At that time 'biological cybernetics' was a field that fascinated many students of biology and physics. Werner Reichardt's and Bernhard Hassenstein's quantitative behavioural analysis of a beetle's optomotor response promised to make brain functions understandable in terms of information theory. Otto Creutzfeldt in the Kraepelin Institute in Munich accepted me as a doctoral student to work on the electrophysiological basis of pattern recognition. Although small by today's standards, the Kraepelin Institute encompassed almost all aspects of neurobiology at the time, ranging from voltage clamp current recordings from snail neurones in Dieter Lux's department to quantitative analysis of monkey behaviour in Detlev Ploog's department. In Otto Creutzfeldt's department, great enthusiasm and optimism prevailed in trying to understand and build models of pattern recognition by the visual system, and there was close collaboration with electrical engineers and computer scientists from the Munich Technical University. After three years of experimental work on the neurophysiological basis of light adaptation in the cat's visual system I realized that the central nervous system (CNS) was too difficult to comprehend without understanding the synaptic connections more clearly. I went to a course on basic mechanisms of vision in a summer school and I attended a lecture given by Bernard Katz on nerve, muscle and synapse, which convinced me that cellular physiology would be very helpful in trying to understand the functions of the central nervous system. To gain experience in voltage clamping I joined Dieter Lux's laboratory and learned from Erwin Neher how to voltage clamp synaptic currents in snail neurones before moving to Bernard Katz's department at University College, London.
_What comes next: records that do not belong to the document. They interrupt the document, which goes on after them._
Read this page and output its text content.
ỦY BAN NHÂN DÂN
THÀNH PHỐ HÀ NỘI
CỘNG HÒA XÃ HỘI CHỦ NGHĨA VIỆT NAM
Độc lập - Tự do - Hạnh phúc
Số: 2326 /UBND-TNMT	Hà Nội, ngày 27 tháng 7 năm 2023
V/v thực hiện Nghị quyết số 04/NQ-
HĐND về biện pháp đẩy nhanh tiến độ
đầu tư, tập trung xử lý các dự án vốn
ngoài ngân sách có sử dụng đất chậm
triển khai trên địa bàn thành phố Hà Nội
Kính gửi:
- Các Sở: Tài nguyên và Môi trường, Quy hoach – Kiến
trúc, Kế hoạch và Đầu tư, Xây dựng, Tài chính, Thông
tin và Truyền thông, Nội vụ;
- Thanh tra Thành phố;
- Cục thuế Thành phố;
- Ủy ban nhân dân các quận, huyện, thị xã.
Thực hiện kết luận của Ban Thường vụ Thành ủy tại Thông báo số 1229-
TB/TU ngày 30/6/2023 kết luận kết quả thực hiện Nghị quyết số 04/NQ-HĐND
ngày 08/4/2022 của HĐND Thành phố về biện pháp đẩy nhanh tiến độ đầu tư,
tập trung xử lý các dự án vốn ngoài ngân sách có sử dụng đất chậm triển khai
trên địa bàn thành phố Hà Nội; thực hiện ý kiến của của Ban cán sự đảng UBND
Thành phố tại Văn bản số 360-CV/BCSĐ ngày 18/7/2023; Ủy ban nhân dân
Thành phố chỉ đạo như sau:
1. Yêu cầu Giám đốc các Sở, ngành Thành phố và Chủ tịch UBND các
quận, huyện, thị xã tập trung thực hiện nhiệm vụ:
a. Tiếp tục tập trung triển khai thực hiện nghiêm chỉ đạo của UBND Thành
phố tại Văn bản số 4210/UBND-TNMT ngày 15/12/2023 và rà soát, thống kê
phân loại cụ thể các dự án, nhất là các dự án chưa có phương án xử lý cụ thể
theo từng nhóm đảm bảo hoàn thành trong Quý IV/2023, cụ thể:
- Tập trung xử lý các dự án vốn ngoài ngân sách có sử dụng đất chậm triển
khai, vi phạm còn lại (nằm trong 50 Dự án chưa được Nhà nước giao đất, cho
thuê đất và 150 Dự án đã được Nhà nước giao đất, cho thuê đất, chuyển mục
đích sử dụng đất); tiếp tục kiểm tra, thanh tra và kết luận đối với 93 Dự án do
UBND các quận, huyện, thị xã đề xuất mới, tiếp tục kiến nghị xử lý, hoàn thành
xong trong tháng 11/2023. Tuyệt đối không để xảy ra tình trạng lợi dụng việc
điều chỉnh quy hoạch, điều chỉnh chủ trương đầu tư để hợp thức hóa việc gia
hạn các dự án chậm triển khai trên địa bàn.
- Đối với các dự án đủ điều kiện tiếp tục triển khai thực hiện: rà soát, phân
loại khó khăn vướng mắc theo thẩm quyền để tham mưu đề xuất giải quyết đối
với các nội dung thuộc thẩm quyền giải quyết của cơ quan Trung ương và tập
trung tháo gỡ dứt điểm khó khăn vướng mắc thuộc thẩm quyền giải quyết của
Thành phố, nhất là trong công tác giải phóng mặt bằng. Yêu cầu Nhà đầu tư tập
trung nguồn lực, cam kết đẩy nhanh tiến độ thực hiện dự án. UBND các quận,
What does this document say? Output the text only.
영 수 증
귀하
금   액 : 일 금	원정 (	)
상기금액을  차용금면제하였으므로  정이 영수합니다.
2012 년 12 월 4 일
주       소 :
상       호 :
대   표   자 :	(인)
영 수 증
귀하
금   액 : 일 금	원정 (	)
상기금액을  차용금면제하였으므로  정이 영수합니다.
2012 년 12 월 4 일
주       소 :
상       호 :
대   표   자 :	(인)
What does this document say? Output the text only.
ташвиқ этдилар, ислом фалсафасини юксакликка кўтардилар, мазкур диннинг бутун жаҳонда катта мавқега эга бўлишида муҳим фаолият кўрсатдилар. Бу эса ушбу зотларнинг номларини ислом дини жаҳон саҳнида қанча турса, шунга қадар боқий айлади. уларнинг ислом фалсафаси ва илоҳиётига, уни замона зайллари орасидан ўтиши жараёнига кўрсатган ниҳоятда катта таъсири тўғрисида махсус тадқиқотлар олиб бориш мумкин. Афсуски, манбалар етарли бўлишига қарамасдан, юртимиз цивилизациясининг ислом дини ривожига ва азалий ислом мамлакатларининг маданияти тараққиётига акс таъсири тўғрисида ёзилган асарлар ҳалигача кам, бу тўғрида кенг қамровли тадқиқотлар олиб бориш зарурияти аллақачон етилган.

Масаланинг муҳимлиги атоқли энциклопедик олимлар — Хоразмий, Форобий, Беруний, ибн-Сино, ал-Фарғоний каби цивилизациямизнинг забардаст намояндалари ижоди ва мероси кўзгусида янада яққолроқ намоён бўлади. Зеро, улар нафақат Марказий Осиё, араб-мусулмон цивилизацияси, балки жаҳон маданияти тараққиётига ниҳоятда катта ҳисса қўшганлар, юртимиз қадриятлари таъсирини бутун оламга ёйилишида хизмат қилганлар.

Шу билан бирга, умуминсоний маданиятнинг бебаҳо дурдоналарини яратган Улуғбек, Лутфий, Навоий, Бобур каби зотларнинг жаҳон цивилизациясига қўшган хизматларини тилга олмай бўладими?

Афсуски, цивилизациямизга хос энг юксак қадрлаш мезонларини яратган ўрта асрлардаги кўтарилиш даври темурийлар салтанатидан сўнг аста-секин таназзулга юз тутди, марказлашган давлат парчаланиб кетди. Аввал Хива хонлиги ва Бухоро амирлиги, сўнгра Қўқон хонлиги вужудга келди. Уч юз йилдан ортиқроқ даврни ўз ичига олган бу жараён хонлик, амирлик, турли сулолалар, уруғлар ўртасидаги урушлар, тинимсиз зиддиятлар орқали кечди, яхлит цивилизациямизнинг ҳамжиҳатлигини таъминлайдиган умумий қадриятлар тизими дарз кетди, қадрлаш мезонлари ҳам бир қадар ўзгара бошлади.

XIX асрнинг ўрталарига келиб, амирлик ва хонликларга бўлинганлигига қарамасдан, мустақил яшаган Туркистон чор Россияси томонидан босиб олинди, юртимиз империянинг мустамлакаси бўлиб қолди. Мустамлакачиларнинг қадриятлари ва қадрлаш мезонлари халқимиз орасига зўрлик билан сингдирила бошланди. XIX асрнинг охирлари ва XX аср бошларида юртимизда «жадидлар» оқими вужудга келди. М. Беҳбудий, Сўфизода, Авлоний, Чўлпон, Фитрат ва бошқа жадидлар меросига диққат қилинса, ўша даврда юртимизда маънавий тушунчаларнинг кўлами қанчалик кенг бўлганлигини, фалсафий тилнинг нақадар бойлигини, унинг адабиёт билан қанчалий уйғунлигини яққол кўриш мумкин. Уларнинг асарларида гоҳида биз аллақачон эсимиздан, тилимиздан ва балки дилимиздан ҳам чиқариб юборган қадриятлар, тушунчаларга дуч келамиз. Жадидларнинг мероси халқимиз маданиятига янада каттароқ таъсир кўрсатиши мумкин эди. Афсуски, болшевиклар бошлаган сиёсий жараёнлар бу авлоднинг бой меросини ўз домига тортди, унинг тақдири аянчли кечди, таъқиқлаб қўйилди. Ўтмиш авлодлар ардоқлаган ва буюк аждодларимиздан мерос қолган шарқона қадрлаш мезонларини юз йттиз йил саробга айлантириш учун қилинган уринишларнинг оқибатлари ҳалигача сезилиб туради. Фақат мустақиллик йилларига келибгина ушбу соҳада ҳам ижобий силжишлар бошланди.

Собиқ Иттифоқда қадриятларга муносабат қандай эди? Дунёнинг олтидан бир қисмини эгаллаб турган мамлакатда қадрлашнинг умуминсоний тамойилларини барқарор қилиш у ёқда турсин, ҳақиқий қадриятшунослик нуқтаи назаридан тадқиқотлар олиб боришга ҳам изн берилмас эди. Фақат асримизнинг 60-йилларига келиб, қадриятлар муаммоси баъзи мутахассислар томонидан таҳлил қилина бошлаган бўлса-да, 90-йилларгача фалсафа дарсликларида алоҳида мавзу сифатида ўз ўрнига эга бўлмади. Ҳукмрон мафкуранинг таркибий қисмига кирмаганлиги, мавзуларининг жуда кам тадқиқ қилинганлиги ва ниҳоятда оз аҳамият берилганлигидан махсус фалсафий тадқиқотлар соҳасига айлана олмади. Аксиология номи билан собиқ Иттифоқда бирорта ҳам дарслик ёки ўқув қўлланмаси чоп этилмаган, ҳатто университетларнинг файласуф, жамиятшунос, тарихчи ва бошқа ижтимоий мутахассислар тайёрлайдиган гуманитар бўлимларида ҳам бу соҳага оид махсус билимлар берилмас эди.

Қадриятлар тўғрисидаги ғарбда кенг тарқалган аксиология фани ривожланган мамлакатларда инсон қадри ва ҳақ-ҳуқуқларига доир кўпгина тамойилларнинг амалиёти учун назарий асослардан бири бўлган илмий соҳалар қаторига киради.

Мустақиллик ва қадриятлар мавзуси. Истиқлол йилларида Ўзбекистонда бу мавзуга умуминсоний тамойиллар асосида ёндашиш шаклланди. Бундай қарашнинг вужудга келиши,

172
There I worked with Bill Betz for one year, learning the basics of synaptic transmission and taking apart the neuromuscular synapse into its pre- and postsynaptic elements. During the following two years I learned, with Dale Purves, that the neuromuscular synapse is also a good model for studying long-term changes in chemical and electrical excitability. During this time Bernard Katz and Ricardo Miledi discovered 'membrane noise' and 'elementary events', and Linc Potter and Ricardo Miledi in the same department made the first attempts to count and isolate acetylcholine receptors. I was very lucky to be at University College at this particular time, when both the electrophysiology and the biochemistry of synaptic transmission became molecular. It seemed that a molecular understanding of the end-plate currents was within reach, and it became clear to me that I wanted to work on the molecular aspects of synaptic transmission, and on the development of synapses, which is what I have been doing since. The major experimental challenges were the direct recording of the elementary events that had been postulated from Katz and Miledi's experiments, the biochemical and structural characterisation of the acetylcholine receptor molecule, and the relation between structure and function of ion channels and receptors.